Но вернемся к мемуарам Льва. После двухнедельного пребывания в высоком звании «пахана» арестант вновь был вызван к начальству. На этот раз, вспомнив о его предложении производить спирт из ягеля, его направили в химическую «шарашку». Соответствующей аппаратуры, однако, не было, и для «технологической» помощи к Льву подсадили специалиста-винодела.
Сосед оказался разговорчивым, и на первых порах Лев был доволен встретить в его лице искреннее сочувствие и сочувственное внимание. Но что-то уж слишком настойчивым показалось ему это внимание! Что-то слишком откровенно рассказывал доброжелательный сосед о себе и слишком тщательно расспрашивал Льва о его мнениях и взглядах.
И, воспользовавшись однажды его отсутствием, Лев подсунул хорошо замаскированный лист копирки в его бумаги, лежавшие на столе.
Винодел оказался стукачом. Вместо отчетов о технологии производства спирта из ягеля он занимался подробными отчетами о своих разговорах со Львом: их-то он и представлял начальству. Произошел разговор, надо полагать, крупный. Выставленный за дверь доброжелательный сосед бесследно исчез и больше не появлялся.
Лев не пишет, как ему удалось организовать лабораторию по изучению рака, но когда удалось, он получил почти все оборудование из института, где работал раньше, и всю необходимую литературу, в том числе и иностранную. Для ученых, находившихся на воле, это было почти невозможно.
«Было много времени, чтобы думать и планировать во всех деталях каждый опыт.

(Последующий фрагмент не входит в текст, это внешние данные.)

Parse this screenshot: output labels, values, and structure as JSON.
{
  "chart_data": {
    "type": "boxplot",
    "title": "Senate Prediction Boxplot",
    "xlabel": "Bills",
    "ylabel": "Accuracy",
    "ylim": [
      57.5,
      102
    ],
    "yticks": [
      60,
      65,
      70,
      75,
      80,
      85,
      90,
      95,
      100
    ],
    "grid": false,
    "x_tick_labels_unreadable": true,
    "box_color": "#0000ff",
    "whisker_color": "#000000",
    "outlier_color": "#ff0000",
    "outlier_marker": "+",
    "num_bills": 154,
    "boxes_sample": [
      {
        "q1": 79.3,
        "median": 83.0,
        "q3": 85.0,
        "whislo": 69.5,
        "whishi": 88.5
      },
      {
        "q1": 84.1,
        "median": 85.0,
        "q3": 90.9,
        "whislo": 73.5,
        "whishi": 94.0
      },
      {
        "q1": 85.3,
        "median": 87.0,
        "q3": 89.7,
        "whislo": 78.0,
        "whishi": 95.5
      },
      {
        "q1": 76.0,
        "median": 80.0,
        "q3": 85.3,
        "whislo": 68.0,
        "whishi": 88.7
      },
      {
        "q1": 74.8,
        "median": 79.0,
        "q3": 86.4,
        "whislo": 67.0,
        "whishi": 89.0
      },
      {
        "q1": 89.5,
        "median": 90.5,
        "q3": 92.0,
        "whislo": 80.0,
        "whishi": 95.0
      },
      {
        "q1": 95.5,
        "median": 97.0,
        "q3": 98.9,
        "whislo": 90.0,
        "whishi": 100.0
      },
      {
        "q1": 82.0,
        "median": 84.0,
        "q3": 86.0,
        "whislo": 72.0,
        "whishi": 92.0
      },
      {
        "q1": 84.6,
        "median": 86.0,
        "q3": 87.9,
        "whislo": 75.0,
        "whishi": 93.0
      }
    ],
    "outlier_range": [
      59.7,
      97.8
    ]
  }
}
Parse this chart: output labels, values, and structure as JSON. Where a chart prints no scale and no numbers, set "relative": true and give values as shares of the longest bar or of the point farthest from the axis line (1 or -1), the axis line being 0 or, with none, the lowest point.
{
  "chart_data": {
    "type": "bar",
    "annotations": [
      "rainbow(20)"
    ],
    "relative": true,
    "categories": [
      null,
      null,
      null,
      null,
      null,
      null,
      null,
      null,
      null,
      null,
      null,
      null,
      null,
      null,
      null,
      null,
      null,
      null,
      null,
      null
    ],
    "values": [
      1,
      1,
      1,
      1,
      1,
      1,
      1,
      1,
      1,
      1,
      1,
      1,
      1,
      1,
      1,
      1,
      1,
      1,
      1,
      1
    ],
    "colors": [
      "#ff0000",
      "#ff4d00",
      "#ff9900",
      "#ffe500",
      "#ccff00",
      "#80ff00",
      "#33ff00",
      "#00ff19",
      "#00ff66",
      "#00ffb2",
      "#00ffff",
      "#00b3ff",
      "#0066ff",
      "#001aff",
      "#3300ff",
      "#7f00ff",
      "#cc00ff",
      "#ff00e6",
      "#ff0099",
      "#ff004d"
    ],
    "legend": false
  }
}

По особому разрешению можно было оставаться в лаборатории допоздна, и я широко пользовался этим. В лагере я уже наладил научно-исследовательскую работу, но было очень трудно с животными. Заключенные за табак ловили мне домашних и полевых мышей, но на них было трудно экспериментировать. Здесь, на “шарашке”, к моим услугам было все необходимое. Работа быстро наладилась и развивалась успешно. Это было громадное наслаждение – оставаться одному в лаборатории, читать, думать, экспериментировать, забывать обо всем остальном.
Наши лаборатории помещались, по-видимому, на каком-то химическом заводе в расстоянии 7—10 минут ходьбы от корпуса, где мы жили. Когда конвойный водил нас туда и обратно, мы проходили мимо зенитной батареи, и несколько девушек-крас-ноармейцев недоуменно смотрели на нас. Как-то одна из них обратилась ко мне: “Дед, а дед, скажи, сколько время?” Мне тогда не было еще и 50 лет. Неужели я уже выглядел дедом? Я не чувствовал себя стариком. Я был полон решимости продолжать бороться за свое освобождение, голова была полна идей, связанных с моей работой, казалось, я мог бы двигать горы, если бы мне дали свободу».

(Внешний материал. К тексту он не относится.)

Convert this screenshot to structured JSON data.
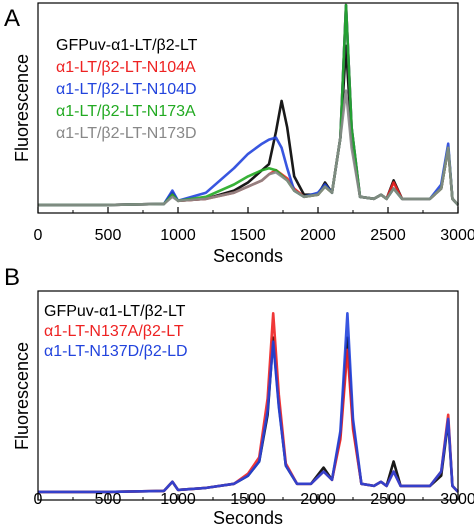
{
  "chart_data": [
    {
      "panel": "A",
      "type": "line",
      "xlabel": "Seconds",
      "ylabel": "Fluorescence",
      "xlim": [
        0,
        3000
      ],
      "ylim": [
        0,
        1.0
      ],
      "x_ticks": [
        "0",
        "500",
        "1000",
        "1500",
        "2000",
        "2500",
        "3000"
      ],
      "legend_position": "top-left",
      "series": [
        {
          "name": "GFPuv-α1-LT/β2-LT",
          "color": "#000000",
          "points": [
            [
              0,
              0.02
            ],
            [
              500,
              0.02
            ],
            [
              900,
              0.025
            ],
            [
              960,
              0.08
            ],
            [
              1000,
              0.04
            ],
            [
              1200,
              0.05
            ],
            [
              1400,
              0.09
            ],
            [
              1500,
              0.13
            ],
            [
              1600,
              0.19
            ],
            [
              1650,
              0.22
            ],
            [
              1700,
              0.38
            ],
            [
              1740,
              0.53
            ],
            [
              1780,
              0.4
            ],
            [
              1830,
              0.16
            ],
            [
              1900,
              0.07
            ],
            [
              2000,
              0.07
            ],
            [
              2050,
              0.13
            ],
            [
              2100,
              0.08
            ],
            [
              2160,
              0.35
            ],
            [
              2200,
              0.8
            ],
            [
              2240,
              0.35
            ],
            [
              2300,
              0.06
            ],
            [
              2400,
              0.05
            ],
            [
              2450,
              0.07
            ],
            [
              2490,
              0.05
            ],
            [
              2540,
              0.14
            ],
            [
              2600,
              0.05
            ],
            [
              2800,
              0.05
            ],
            [
              2880,
              0.1
            ],
            [
              2930,
              0.3
            ],
            [
              2960,
              0.05
            ],
            [
              3000,
              0.02
            ]
          ]
        },
        {
          "name": "α1-LT/β2-LT-N104A",
          "color": "#ee2222",
          "points": [
            [
              0,
              0.02
            ],
            [
              500,
              0.02
            ],
            [
              900,
              0.025
            ],
            [
              960,
              0.07
            ],
            [
              1000,
              0.04
            ],
            [
              1200,
              0.05
            ],
            [
              1400,
              0.08
            ],
            [
              1500,
              0.11
            ],
            [
              1600,
              0.14
            ],
            [
              1650,
              0.17
            ],
            [
              1700,
              0.19
            ],
            [
              1780,
              0.15
            ],
            [
              1830,
              0.1
            ],
            [
              1900,
              0.06
            ],
            [
              2000,
              0.07
            ],
            [
              2050,
              0.11
            ],
            [
              2100,
              0.08
            ],
            [
              2160,
              0.35
            ],
            [
              2200,
              1.0
            ],
            [
              2240,
              0.4
            ],
            [
              2300,
              0.06
            ],
            [
              2400,
              0.05
            ],
            [
              2450,
              0.07
            ],
            [
              2490,
              0.05
            ],
            [
              2540,
              0.13
            ],
            [
              2600,
              0.05
            ],
            [
              2800,
              0.05
            ],
            [
              2880,
              0.1
            ],
            [
              2930,
              0.3
            ],
            [
              2960,
              0.05
            ],
            [
              3000,
              0.02
            ]
          ]
        },
        {
          "name": "α1-LT/β2-LT-N104D",
          "color": "#2244dd",
          "points": [
            [
              0,
              0.02
            ],
            [
              500,
              0.02
            ],
            [
              900,
              0.025
            ],
            [
              960,
              0.09
            ],
            [
              1000,
              0.04
            ],
            [
              1200,
              0.08
            ],
            [
              1400,
              0.2
            ],
            [
              1500,
              0.27
            ],
            [
              1600,
              0.32
            ],
            [
              1650,
              0.34
            ],
            [
              1700,
              0.35
            ],
            [
              1740,
              0.3
            ],
            [
              1780,
              0.2
            ],
            [
              1830,
              0.09
            ],
            [
              1900,
              0.06
            ],
            [
              2000,
              0.08
            ],
            [
              2050,
              0.12
            ],
            [
              2100,
              0.08
            ],
            [
              2160,
              0.35
            ],
            [
              2200,
              1.0
            ],
            [
              2240,
              0.4
            ],
            [
              2300,
              0.06
            ],
            [
              2400,
              0.05
            ],
            [
              2450,
              0.07
            ],
            [
              2490,
              0.05
            ],
            [
              2540,
              0.1
            ],
            [
              2600,
              0.05
            ],
            [
              2800,
              0.05
            ],
            [
              2880,
              0.12
            ],
            [
              2930,
              0.32
            ],
            [
              2960,
              0.05
            ],
            [
              3000,
              0.02
            ]
          ]
        },
        {
          "name": "α1-LT/β2-LT-N173A",
          "color": "#22aa22",
          "points": [
            [
              0,
              0.02
            ],
            [
              500,
              0.02
            ],
            [
              900,
              0.025
            ],
            [
              960,
              0.07
            ],
            [
              1000,
              0.04
            ],
            [
              1200,
              0.06
            ],
            [
              1400,
              0.12
            ],
            [
              1500,
              0.16
            ],
            [
              1600,
              0.19
            ],
            [
              1650,
              0.2
            ],
            [
              1700,
              0.19
            ],
            [
              1780,
              0.14
            ],
            [
              1830,
              0.09
            ],
            [
              1900,
              0.06
            ],
            [
              2000,
              0.07
            ],
            [
              2050,
              0.11
            ],
            [
              2100,
              0.08
            ],
            [
              2160,
              0.35
            ],
            [
              2200,
              1.0
            ],
            [
              2240,
              0.4
            ],
            [
              2300,
              0.06
            ],
            [
              2400,
              0.05
            ],
            [
              2450,
              0.07
            ],
            [
              2490,
              0.05
            ],
            [
              2540,
              0.1
            ],
            [
              2600,
              0.05
            ],
            [
              2800,
              0.05
            ],
            [
              2880,
              0.1
            ],
            [
              2930,
              0.3
            ],
            [
              2960,
              0.05
            ],
            [
              3000,
              0.02
            ]
          ]
        },
        {
          "name": "α1-LT/β2-LT-N173D",
          "color": "#888888",
          "points": [
            [
              0,
              0.02
            ],
            [
              500,
              0.02
            ],
            [
              900,
              0.025
            ],
            [
              960,
              0.06
            ],
            [
              1000,
              0.04
            ],
            [
              1200,
              0.05
            ],
            [
              1400,
              0.08
            ],
            [
              1500,
              0.11
            ],
            [
              1600,
              0.14
            ],
            [
              1650,
              0.17
            ],
            [
              1700,
              0.18
            ],
            [
              1780,
              0.14
            ],
            [
              1830,
              0.09
            ],
            [
              1900,
              0.06
            ],
            [
              2000,
              0.07
            ],
            [
              2050,
              0.11
            ],
            [
              2100,
              0.08
            ],
            [
              2160,
              0.35
            ],
            [
              2200,
              0.58
            ],
            [
              2240,
              0.3
            ],
            [
              2300,
              0.06
            ],
            [
              2400,
              0.05
            ],
            [
              2450,
              0.07
            ],
            [
              2490,
              0.05
            ],
            [
              2540,
              0.1
            ],
            [
              2600,
              0.05
            ],
            [
              2800,
              0.05
            ],
            [
              2880,
              0.1
            ],
            [
              2930,
              0.3
            ],
            [
              2960,
              0.05
            ],
            [
              3000,
              0.02
            ]
          ]
        }
      ]
    },
    {
      "panel": "B",
      "type": "line",
      "xlabel": "Seconds",
      "ylabel": "Fluorescence",
      "xlim": [
        0,
        3000
      ],
      "ylim": [
        0,
        1.0
      ],
      "x_ticks": [
        "0",
        "500",
        "1000",
        "1500",
        "2000",
        "2500",
        "3000"
      ],
      "legend_position": "top-left",
      "series": [
        {
          "name": "GFPuv-α1-LT/β2-LT",
          "color": "#000000",
          "points": [
            [
              0,
              0.02
            ],
            [
              500,
              0.02
            ],
            [
              900,
              0.025
            ],
            [
              960,
              0.07
            ],
            [
              1000,
              0.03
            ],
            [
              1200,
              0.04
            ],
            [
              1400,
              0.06
            ],
            [
              1500,
              0.1
            ],
            [
              1580,
              0.17
            ],
            [
              1640,
              0.4
            ],
            [
              1680,
              0.78
            ],
            [
              1720,
              0.45
            ],
            [
              1770,
              0.15
            ],
            [
              1850,
              0.06
            ],
            [
              1950,
              0.06
            ],
            [
              2040,
              0.14
            ],
            [
              2100,
              0.08
            ],
            [
              2160,
              0.3
            ],
            [
              2210,
              0.78
            ],
            [
              2250,
              0.35
            ],
            [
              2310,
              0.06
            ],
            [
              2400,
              0.05
            ],
            [
              2450,
              0.07
            ],
            [
              2490,
              0.05
            ],
            [
              2540,
              0.17
            ],
            [
              2590,
              0.05
            ],
            [
              2800,
              0.05
            ],
            [
              2880,
              0.1
            ],
            [
              2930,
              0.37
            ],
            [
              2960,
              0.05
            ],
            [
              3000,
              0.02
            ]
          ]
        },
        {
          "name": "α1-LT-N137A/β2-LT",
          "color": "#ee2222",
          "points": [
            [
              0,
              0.02
            ],
            [
              500,
              0.02
            ],
            [
              900,
              0.025
            ],
            [
              960,
              0.07
            ],
            [
              1000,
              0.03
            ],
            [
              1200,
              0.04
            ],
            [
              1400,
              0.06
            ],
            [
              1500,
              0.11
            ],
            [
              1580,
              0.19
            ],
            [
              1640,
              0.48
            ],
            [
              1680,
              0.9
            ],
            [
              1720,
              0.5
            ],
            [
              1770,
              0.16
            ],
            [
              1850,
              0.06
            ],
            [
              1950,
              0.06
            ],
            [
              2040,
              0.12
            ],
            [
              2100,
              0.08
            ],
            [
              2160,
              0.28
            ],
            [
              2210,
              0.72
            ],
            [
              2250,
              0.33
            ],
            [
              2310,
              0.06
            ],
            [
              2400,
              0.05
            ],
            [
              2450,
              0.07
            ],
            [
              2490,
              0.05
            ],
            [
              2540,
              0.12
            ],
            [
              2590,
              0.05
            ],
            [
              2800,
              0.05
            ],
            [
              2880,
              0.12
            ],
            [
              2930,
              0.4
            ],
            [
              2960,
              0.05
            ],
            [
              3000,
              0.02
            ]
          ]
        },
        {
          "name": "α1-LT-N137D/β2-LD",
          "color": "#2244dd",
          "points": [
            [
              0,
              0.02
            ],
            [
              500,
              0.02
            ],
            [
              900,
              0.025
            ],
            [
              960,
              0.07
            ],
            [
              1000,
              0.03
            ],
            [
              1200,
              0.04
            ],
            [
              1400,
              0.06
            ],
            [
              1500,
              0.1
            ],
            [
              1580,
              0.17
            ],
            [
              1640,
              0.42
            ],
            [
              1680,
              0.76
            ],
            [
              1720,
              0.44
            ],
            [
              1770,
              0.15
            ],
            [
              1850,
              0.06
            ],
            [
              1950,
              0.06
            ],
            [
              2040,
              0.12
            ],
            [
              2100,
              0.08
            ],
            [
              2160,
              0.32
            ],
            [
              2210,
              0.9
            ],
            [
              2250,
              0.38
            ],
            [
              2310,
              0.06
            ],
            [
              2400,
              0.05
            ],
            [
              2450,
              0.07
            ],
            [
              2490,
              0.05
            ],
            [
              2540,
              0.12
            ],
            [
              2590,
              0.05
            ],
            [
              2800,
              0.05
            ],
            [
              2880,
              0.12
            ],
            [
              2930,
              0.38
            ],
            [
              2960,
              0.05
            ],
            [
              3000,
              0.02
            ]
          ]
        }
      ]
    }
  ]
}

Тогда-то и были заложены основы вирусной теории рака, получившей впоследствии мировое признание.
Когда Лев подошел к первому, едва наметившемуся ее подтверждению, он потребовал встречи с начальником «шарашки», комиссаром второго ранга. Это было очень высокое звание.
Вот сцена этой встречи:
«Конвойный открыл дверь и приказал:
– Входи!
Комиссар второго ранга сидел за столом лицом ко мне. Седеющий, начинающий полнеть, хорошо выбритый, он смотрел на меня ленивым недовольным взглядом. Круглое лицо, безучастные, выцветшие голубые глаза.

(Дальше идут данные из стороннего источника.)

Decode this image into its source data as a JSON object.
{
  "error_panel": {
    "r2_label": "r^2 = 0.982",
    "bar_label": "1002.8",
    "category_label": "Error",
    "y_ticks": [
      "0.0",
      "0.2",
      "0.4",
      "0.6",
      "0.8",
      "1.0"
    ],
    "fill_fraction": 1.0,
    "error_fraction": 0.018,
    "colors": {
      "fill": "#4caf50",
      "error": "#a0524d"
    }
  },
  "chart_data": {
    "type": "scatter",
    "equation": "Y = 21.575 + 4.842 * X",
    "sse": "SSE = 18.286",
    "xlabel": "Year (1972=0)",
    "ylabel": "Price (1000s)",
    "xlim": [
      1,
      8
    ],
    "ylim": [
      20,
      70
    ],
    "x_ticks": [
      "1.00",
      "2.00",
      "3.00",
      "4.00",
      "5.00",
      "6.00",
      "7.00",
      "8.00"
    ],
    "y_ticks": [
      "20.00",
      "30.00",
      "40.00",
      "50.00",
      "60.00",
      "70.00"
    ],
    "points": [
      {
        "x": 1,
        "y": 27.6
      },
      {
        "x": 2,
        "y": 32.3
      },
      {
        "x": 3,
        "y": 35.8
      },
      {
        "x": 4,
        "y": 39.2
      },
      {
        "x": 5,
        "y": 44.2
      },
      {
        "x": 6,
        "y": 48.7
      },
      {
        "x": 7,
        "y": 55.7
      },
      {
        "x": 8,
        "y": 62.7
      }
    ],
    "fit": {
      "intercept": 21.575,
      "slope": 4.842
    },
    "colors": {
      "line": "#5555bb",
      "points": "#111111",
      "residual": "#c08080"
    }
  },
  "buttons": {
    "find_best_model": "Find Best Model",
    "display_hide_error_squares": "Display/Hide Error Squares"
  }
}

– Я прочел ваше заявление и не могу понять, чего вы хотите… Что особенного вы сделали? Научились лечить рак?
– Я не научился лечить рак, но мои опыты показывают, что химические вещества, которые вызывают рак, на самом деле только способствуют истинной причине – вирусу – проявить свое действие подобно тому, как простуда способствует заболеванию туберкулезом. Когда будет ясна истинная причина рака, тогда легче будет найти средство для его лечения.
Я старался говорить медленно, убедительно. Комиссар смотрел на меня в упор. В этих блеклых глазах не было никакого интереса ни ко мне, ни к тому, что я говорил.
– Все эти вещества, – продолжал я, – можно уподобить механизму, который взводит курок, но ведь убивает пуля, так и при раке – убивает вирус, а все, что считают причиной рака, дает вирусу возможность “выстрелить”.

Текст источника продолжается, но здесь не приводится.